The chapter addresses two prominent concepts in naming things:
- Taxonomy, including not just a (component’s) name, but grouping in categories (like Header/Footer, Sidebar, and the overlapping Content or Navigation, don’t get me started) and as well as variations and examples of each.
- Codes as IDs (like G03v1 for global navigation’s default footer variation) that serve as shorthand verbal references for knowledgable teams (“Use an S12 there!”) as well as searchable targets used in CSS class names and HTML comments bounding each component in an assembled page.
Such classification can be powerful, specific, and – once you get the hang of it – incredibly efficient. But cryptic codification can lead to poor learnability and memorability, a perception of exclusivity (“What the heck is an S12?”), and more challenging (and annoying) conversations around naming things.
How Classification Has Evolved, For Now
Seven years and ~20 libraries later, my beliefs have evolved. I still appreciate the geeked out notions of taxonomy and coded classification as described above. However, approaches have trended towards a simpler future.
When working with a new system, we’ll usually:
- Start with Visual Style. This category may be alternatively referred to as visual language, design language, or something else. But we’ve seen designers and devs in usability tests of a style guide accurately predict what’s in the Visual Style section: color, type, icons, and less often things like space, photography, and other properties. It’s also different from components because it’s properties of things, not the things themselves.

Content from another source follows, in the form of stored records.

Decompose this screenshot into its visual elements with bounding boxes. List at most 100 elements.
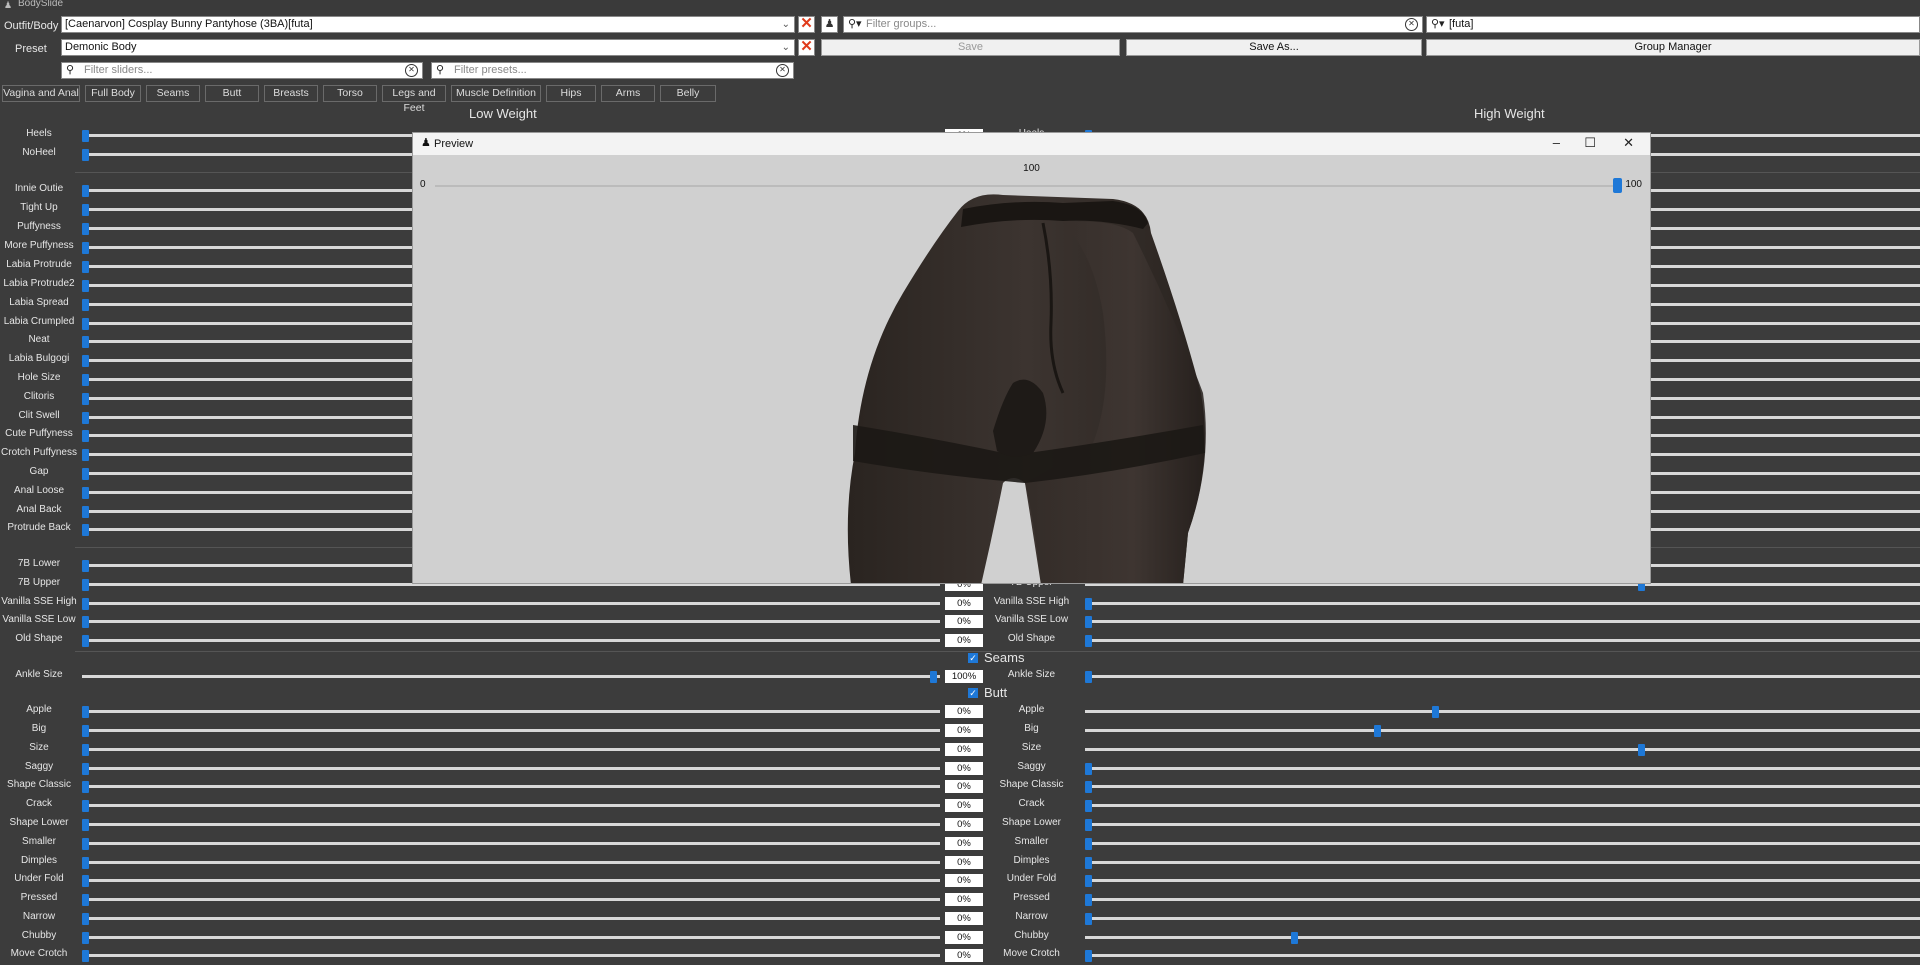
low-weight-slider-thumb[interactable] — [82, 412, 89, 424]
high-weight-slider-thumb[interactable] — [1085, 875, 1092, 887]
low-weight-slider-thumb[interactable] — [82, 318, 89, 330]
low-weight-slider-thumb[interactable] — [82, 932, 89, 944]
low-weight-slider-thumb[interactable] — [82, 725, 89, 737]
low-weight-slider-thumb[interactable] — [82, 487, 89, 499]
low-weight-slider-thumb[interactable] — [82, 819, 89, 831]
low-weight-slider-thumb[interactable] — [82, 875, 89, 887]
low-weight-slider-track[interactable] — [82, 842, 940, 845]
high-weight-slider-thumb[interactable] — [1085, 894, 1092, 906]
high-weight-slider-thumb[interactable] — [1085, 838, 1092, 850]
high-weight-slider-thumb[interactable] — [1085, 616, 1092, 628]
slider-value-field[interactable]: 0% — [945, 874, 983, 887]
outfit-filter-input[interactable]: ⚲▾ [futa] — [1426, 16, 1920, 33]
high-weight-slider-thumb[interactable] — [1085, 857, 1092, 869]
save-as-button[interactable]: Save As... — [1126, 39, 1422, 56]
clear-icon[interactable]: ✕ — [776, 64, 789, 77]
check-icon[interactable]: ✓ — [968, 653, 978, 663]
low-weight-slider-track[interactable] — [82, 879, 940, 882]
low-weight-slider-thumb[interactable] — [82, 838, 89, 850]
low-weight-slider-thumb[interactable] — [82, 261, 89, 273]
high-weight-slider-track[interactable] — [1085, 748, 1920, 751]
slider-value-field[interactable]: 0% — [945, 799, 983, 812]
close-icon[interactable]: ✕ — [1623, 135, 1634, 151]
low-weight-slider-thumb[interactable] — [82, 185, 89, 197]
low-weight-slider-thumb[interactable] — [82, 616, 89, 628]
low-weight-slider-thumb[interactable] — [82, 560, 89, 572]
low-weight-slider-thumb[interactable] — [82, 950, 89, 962]
group-manager-button[interactable]: Group Manager — [1426, 39, 1920, 56]
tab-butt[interactable]: Butt — [205, 85, 259, 102]
low-weight-slider-thumb[interactable] — [82, 204, 89, 216]
low-weight-slider-thumb[interactable] — [930, 671, 937, 683]
high-weight-slider-thumb[interactable] — [1085, 635, 1092, 647]
low-weight-slider-thumb[interactable] — [82, 299, 89, 311]
low-weight-slider-thumb[interactable] — [82, 857, 89, 869]
low-weight-slider-thumb[interactable] — [82, 524, 89, 536]
low-weight-slider-thumb[interactable] — [82, 598, 89, 610]
low-weight-slider-thumb[interactable] — [82, 635, 89, 647]
high-weight-slider-thumb[interactable] — [1085, 800, 1092, 812]
high-weight-slider-thumb[interactable] — [1374, 725, 1381, 737]
tab-legs-and-feet[interactable]: Legs and Feet — [382, 85, 446, 114]
low-weight-slider-thumb[interactable] — [82, 913, 89, 925]
outfit-select[interactable]: [Caenarvon] Cosplay Bunny Pantyhose (3BA… — [61, 16, 795, 33]
low-weight-slider-thumb[interactable] — [82, 280, 89, 292]
body-model-render[interactable] — [413, 193, 1650, 584]
high-weight-slider-track[interactable] — [1085, 767, 1920, 770]
preview-weight-track[interactable] — [435, 185, 1618, 187]
low-weight-slider-track[interactable] — [82, 861, 940, 864]
slider-value-field[interactable]: 0% — [945, 912, 983, 925]
high-weight-slider-thumb[interactable] — [1085, 671, 1092, 683]
low-weight-slider-thumb[interactable] — [82, 800, 89, 812]
filter-groups-input[interactable]: ⚲▾ Filter groups... ✕ — [843, 16, 1423, 33]
tab-seams[interactable]: Seams — [146, 85, 200, 102]
high-weight-slider-thumb[interactable] — [1085, 781, 1092, 793]
seams-group-header[interactable]: ✓ Seams — [968, 650, 1024, 665]
low-weight-slider-thumb[interactable] — [82, 130, 89, 142]
high-weight-slider-track[interactable] — [1085, 620, 1920, 623]
low-weight-slider-track[interactable] — [82, 804, 940, 807]
maximize-icon[interactable]: ☐ — [1584, 135, 1596, 151]
low-weight-slider-thumb[interactable] — [82, 894, 89, 906]
low-weight-slider-track[interactable] — [82, 602, 940, 605]
low-weight-slider-track[interactable] — [82, 675, 940, 678]
high-weight-slider-track[interactable] — [1085, 675, 1920, 678]
slider-value-field[interactable]: 0% — [945, 705, 983, 718]
high-weight-slider-track[interactable] — [1085, 785, 1920, 788]
high-weight-slider-thumb[interactable] — [1085, 950, 1092, 962]
slider-value-field[interactable]: 0% — [945, 743, 983, 756]
low-weight-slider-thumb[interactable] — [82, 242, 89, 254]
slider-value-field[interactable]: 0% — [945, 762, 983, 775]
high-weight-slider-track[interactable] — [1085, 710, 1920, 713]
high-weight-slider-thumb[interactable] — [1638, 744, 1645, 756]
high-weight-slider-track[interactable] — [1085, 602, 1920, 605]
low-weight-slider-track[interactable] — [82, 710, 940, 713]
slider-value-field[interactable]: 100% — [945, 670, 983, 683]
high-weight-slider-track[interactable] — [1085, 804, 1920, 807]
preview-weight-slider[interactable]: 100 0 100 — [413, 155, 1650, 195]
high-weight-slider-track[interactable] — [1085, 639, 1920, 642]
low-weight-slider-thumb[interactable] — [82, 430, 89, 442]
butt-group-header[interactable]: ✓ Butt — [968, 685, 1007, 700]
clear-icon[interactable]: ✕ — [405, 64, 418, 77]
slider-value-field[interactable]: 0% — [945, 893, 983, 906]
high-weight-slider-track[interactable] — [1085, 729, 1920, 732]
low-weight-slider-track[interactable] — [82, 639, 940, 642]
slider-value-field[interactable]: 0% — [945, 780, 983, 793]
clear-icon[interactable]: ✕ — [1405, 18, 1418, 31]
low-weight-slider-thumb[interactable] — [82, 393, 89, 405]
slider-value-field[interactable]: 0% — [945, 724, 983, 737]
check-icon[interactable]: ✓ — [968, 688, 978, 698]
low-weight-slider-thumb[interactable] — [82, 744, 89, 756]
tab-belly[interactable]: Belly — [660, 85, 716, 102]
low-weight-slider-thumb[interactable] — [82, 506, 89, 518]
slider-value-field[interactable]: 0% — [945, 856, 983, 869]
low-weight-slider-thumb[interactable] — [82, 579, 89, 591]
low-weight-slider-thumb[interactable] — [82, 706, 89, 718]
slider-value-field[interactable]: 0% — [945, 634, 983, 647]
tab-hips[interactable]: Hips — [546, 85, 596, 102]
slider-value-field[interactable]: 0% — [945, 931, 983, 944]
tab-arms[interactable]: Arms — [601, 85, 655, 102]
low-weight-slider-track[interactable] — [82, 620, 940, 623]
tab-muscle-definition[interactable]: Muscle Definition — [451, 85, 541, 102]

- Call things Elements and Components rather than Atoms and Molecules, or whatever other platform-specific or metaphor-rich jargon is being considered. Again, to be clear: Atomic Design is awesome, but most libraries employ less metaphorical terms such as components for reusable parts.
- Don’t distinguish Elements from Components. Just call them all Components. Sure, HTML is made of elements (P, LI, BUTTON, INPUT). But the line between what’s an element versus what’s a component is subjective. It’s annoying to constantly debate. It creates confusion in finding things. So why bother? It’s a longer list, but they’ll always find Buttons and Forms and Lists in that single place.
- Even invisible things are Components. The invisible table-based layout scaffolding of yesterday is gone, but even Grids and/or Layouts can reasonably be called components.
- Components can contain Components. “Our HTML layouts are so hierarchical, so what if this thing is inside a component?” “So what. A component contains a component. It happens.” “Oh, ok. I guess it’s not that big a deal.”
- Distinguish Components from Patterns. So, let’s break with our trend of simplifying to persist an age old adage: patterns are principled guidance to interpret (not necessarily transformed into reusable code) whereas components are prescriptive objects coded for use. You can even have a Sign In pattern (encapsulating behaviors and tone across platforms) aligned with an iOS Sign In component and even multiple web-based Sign In components. Say what?
- Centralize guidance around objects you use (Components), but still have sections of across-object guidances that’s relevant. If you are trying to teach your team how to use “Sign In” instead of “Log In,” the best place to put that editorial guidance is on the Sign In component (errr, or pattern) documentation page. Nevertheless, such guidance could also make it’s way into a word list accessed via an Voice and Tone or Editorial section.